Рука на лбу — лишь повод для узнавания сна. Зима бережет лучше; и вода укажет путь, стекая. А правил на самом деле нет, кто их может придумать, если дороги еще не было, пока не появилось письмо. Любой шаг будет вне правил, куда бы он не был направлен. Это след, оставленный на воде. Только так и происходит небывшее. Ну как же еще можно сказать слово «благодарность», не называя его? Сны совпадают со временем, когда легкая синяя мышь скребется у виска, зарываясь в травяную подушку.
Чтение с любого места, начало пути с любого шага, слово — с любой буквы, оказавшейся под рукой. Ничего не может помешать, время просто исчезает и где-то копится для того самого долгого и неспешного разговора. Таким может быть только доверие, обходясь без. Даже не ответ, а момент взгляда, грея пальцы у настольной лампы.
Настороженность вещей увлекает за стеклянные перегородки, касание куда-то прячется, и уход дня не означает прощание, а лишь начало нового времени суток, предметы позволяют сумеркам растворить себя. Им не больно. Оболочка — лишь условность, условие этого мира, а там, где живет небывшее, все происходит наперекор логике.
Ничто не может отменить другого. Тень ничего не закрывает, и ночь только позволяет, не обещая и не придумывая отсрочек для более долгого времени.
Никто не тянется взглядом, и карандашу хорошо и просторно заглядывать во все уголки листа. Возраст уменьшается, с ним становится легко и весело, он притворяется непрочитанной книгой и летучим призраком города, который можно вытащить из любого сна. Шершавые рукава поделятся известкой и водой. Летом расстояния между минутами становятся длиннее, а время уменьшается и становится несущественным.
Посещение городов — как вечерняя прогулка. Остановка взгляда может быть произвольной, и безразлично, с чего начинать ответ — с ответа или со слова. Строчки легко перепрыгивают свой порядок, и часы заблудились в пустой комнате со свернутым ковром. Страницы потеряли номера, и читать их стало просто и легко, придумывая свое продолжение. Здесь не объяснение — это такой свет, полоска из-за двери. Скажешь — вода — придет, обхватит у висков, не отпустит — да и сам не захочешь уйти — сквозь зеленую глубину: тень придавлена подводным горячим камнем.
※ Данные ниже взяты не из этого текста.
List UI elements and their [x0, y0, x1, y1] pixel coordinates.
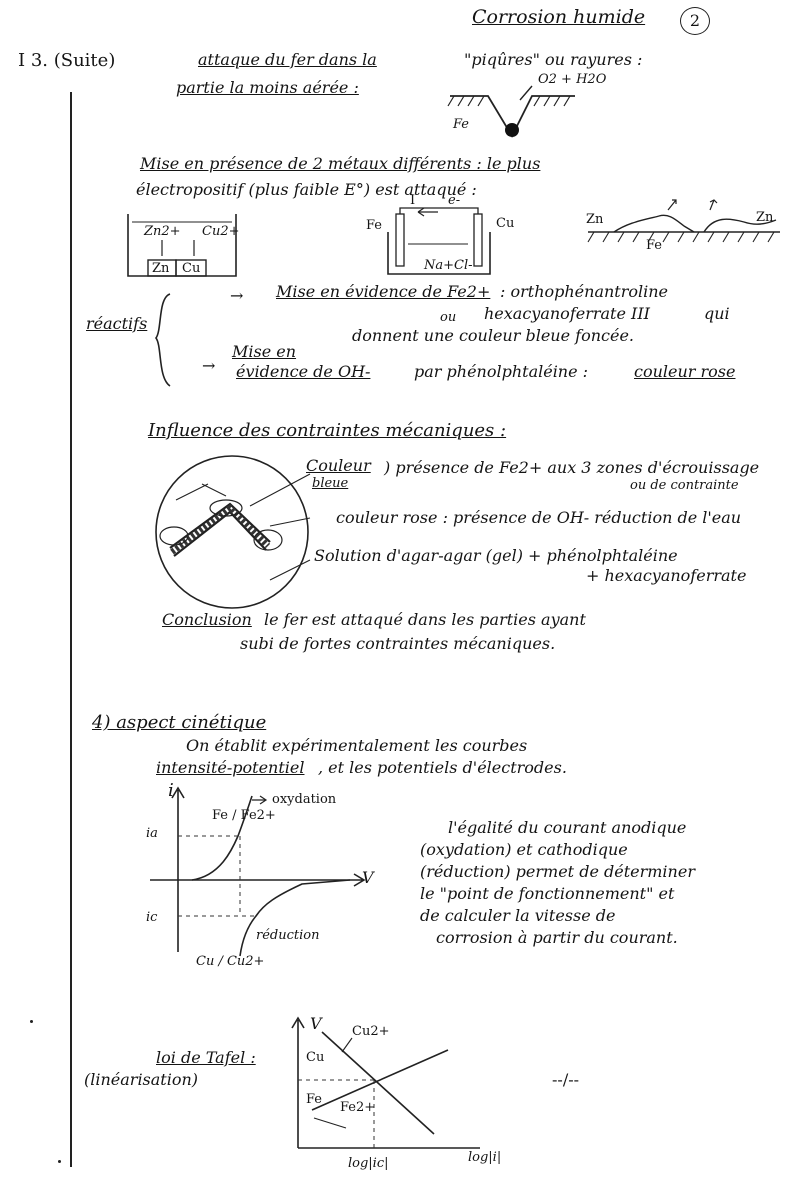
diag2-electron: e-: [448, 193, 461, 208]
page-title: Corrosion humide: [472, 6, 646, 28]
explain-5: de calculer la vitesse de: [420, 906, 616, 925]
o2-h2o-label: O2 + H2O: [538, 72, 607, 87]
tafel-title: loi de Tafel :: [156, 1048, 256, 1067]
margin-dot: [58, 1160, 61, 1163]
reactif-2-title-2: évidence de OH-: [236, 362, 371, 381]
piqures-label: "piqûres" ou rayures :: [464, 50, 643, 69]
fe-cu-cell-diagram: [387, 207, 491, 275]
explain-3: (réduction) permet de déterminer: [420, 862, 695, 881]
stress-experiment-diagram: [155, 455, 311, 609]
reactif-2-title-1: Mise en: [232, 342, 297, 361]
reactif-1-title: Mise en évidence de Fe2+: [276, 282, 491, 301]
reactif-1-or: ou: [440, 310, 457, 325]
label-bleue: bleue: [312, 476, 349, 491]
tafel-axis-v: V: [310, 1014, 322, 1033]
tafel-x-tick: log|ic|: [348, 1156, 389, 1171]
explain-2: (oxydation) et cathodique: [420, 840, 628, 859]
graph-reduction: réduction: [256, 928, 320, 943]
diag1-cu-ion: Cu2+: [202, 224, 240, 239]
graph-cu-couple: Cu / Cu2+: [196, 954, 265, 969]
graph-axis-v: V: [362, 868, 374, 887]
section-label: I 3. (Suite): [18, 50, 116, 71]
aspect-line-2b: , et les potentiels d'électrodes.: [318, 758, 567, 777]
two-metals-line-1: Mise en présence de 2 métaux différents …: [140, 154, 541, 173]
label-agar: Solution d'agar-agar (gel) + phénolphtal…: [314, 546, 678, 565]
reactifs-brace: [155, 293, 171, 387]
graph-ia: ia: [146, 826, 158, 841]
zn-cu-beaker-diagram: [127, 214, 237, 277]
diag2-cu: Cu: [496, 216, 515, 231]
label-contrainte: ou de contrainte: [630, 478, 739, 493]
diag2-fe: Fe: [366, 218, 383, 233]
reactifs-label: réactifs: [86, 314, 148, 333]
reactif-1-text2: hexacyanoferrate III: [484, 304, 650, 323]
graph-axis-i: i: [168, 780, 174, 801]
tafel-x-label: log|i|: [468, 1150, 502, 1165]
label-fe-zones: ) présence de Fe2+ aux 3 zones d'écrouis…: [384, 458, 760, 477]
tafel-fe: Fe: [306, 1092, 323, 1107]
page-number: 2: [680, 7, 710, 35]
graph-ic: ic: [146, 910, 158, 925]
conclusion-line-2: subi de fortes contraintes mécaniques.: [240, 634, 556, 653]
attack-line-1: attaque du fer dans la: [198, 50, 377, 69]
attack-line-2: partie la moins aérée :: [176, 78, 359, 97]
tafel-fe-ion: Fe2+: [340, 1100, 376, 1115]
diag1-cu: Cu: [182, 261, 201, 276]
continued-mark: --/--: [552, 1070, 580, 1089]
pit-fe-label: Fe: [453, 117, 470, 132]
reactif-1-text: : orthophénantroline: [500, 282, 669, 301]
contraintes-title: Influence des contraintes mécaniques :: [148, 420, 507, 441]
explain-1: l'égalité du courant anodique: [448, 818, 687, 837]
pit-diagram: [447, 85, 575, 138]
reactif-2-color: couleur rose: [634, 362, 736, 381]
reactif-2-text: par phénolphtaléine :: [414, 362, 589, 381]
label-couleur: Couleur: [306, 456, 371, 475]
conclusion-title: Conclusion: [162, 610, 252, 629]
graph-oxydation: oxydation: [272, 792, 337, 807]
margin-line: [70, 92, 72, 1167]
aspect-line-1: On établit expérimentalement les courbes: [186, 736, 528, 755]
diag1-zn-ion: Zn2+: [144, 224, 181, 239]
diag3-zn-right: Zn: [756, 210, 774, 225]
reactif-arrow-2: →: [202, 356, 216, 375]
two-metals-line-2: électropositif (plus faible E°) est atta…: [136, 180, 477, 199]
diag2-electrolyte: Na+Cl-: [424, 258, 473, 273]
diag2-current: I: [410, 193, 416, 208]
tafel-cu-ion: Cu2+: [352, 1024, 390, 1039]
explain-4: le "point de fonctionnement" et: [420, 884, 675, 903]
graph-fe-couple: Fe / Fe2+: [212, 808, 276, 823]
aspect-line-2a: intensité-potentiel: [156, 758, 305, 777]
reactif-1-qui: qui: [704, 304, 730, 323]
label-couleur-rose: couleur rose : présence de OH- réduction…: [336, 508, 742, 527]
zn-coating-diagram: [587, 199, 780, 243]
conclusion-line-1: le fer est attaqué dans les parties ayan…: [264, 610, 586, 629]
label-hexacyano: + hexacyanoferrate: [586, 566, 747, 585]
tafel-subtitle: (linéarisation): [84, 1070, 199, 1089]
reactif-1-text3: donnent une couleur bleue foncée.: [352, 326, 634, 345]
tafel-graph: [291, 1016, 480, 1149]
aspect-title: 4) aspect cinétique: [92, 712, 267, 733]
tafel-cu: Cu: [306, 1050, 325, 1065]
intensity-potential-graph: [150, 786, 366, 957]
explain-6: corrosion à partir du courant.: [436, 928, 678, 947]
margin-dot: [30, 1020, 33, 1023]
diag3-zn-left: Zn: [586, 212, 604, 227]
reactif-arrow-1: →: [230, 286, 244, 305]
diag3-fe: Fe: [646, 238, 663, 253]
diag1-zn: Zn: [152, 261, 170, 276]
Все и будет ответом, вопросы тоже, забегая ненадолго, оставляют речной ключик. Тень воды не пугает рыб, плывущих на уровне света вчерашнего утра. Потом придумается и придет другое слово — земля или камень, или воздух, еще хорошо вспоминать горячую глину, ведь все равно остановишься на половине. Это маленький знак: когда заканчивается письмо — перегорает лампочка. Пытается ухватиться за середину и не помогает остановиться, а расшатывает знаки препинания. Только обрез листа запрещает переходить границу. Так забывают себя воздушные буквы, в летнем воздухе их набралось на целый алфавит. Письмо распространяется на предметы и вещи, зеркала, окна и ветер удваивают и уносят их к другим городам и рекам, минуя поезда, самолеты, самокаты и роликовые коньки.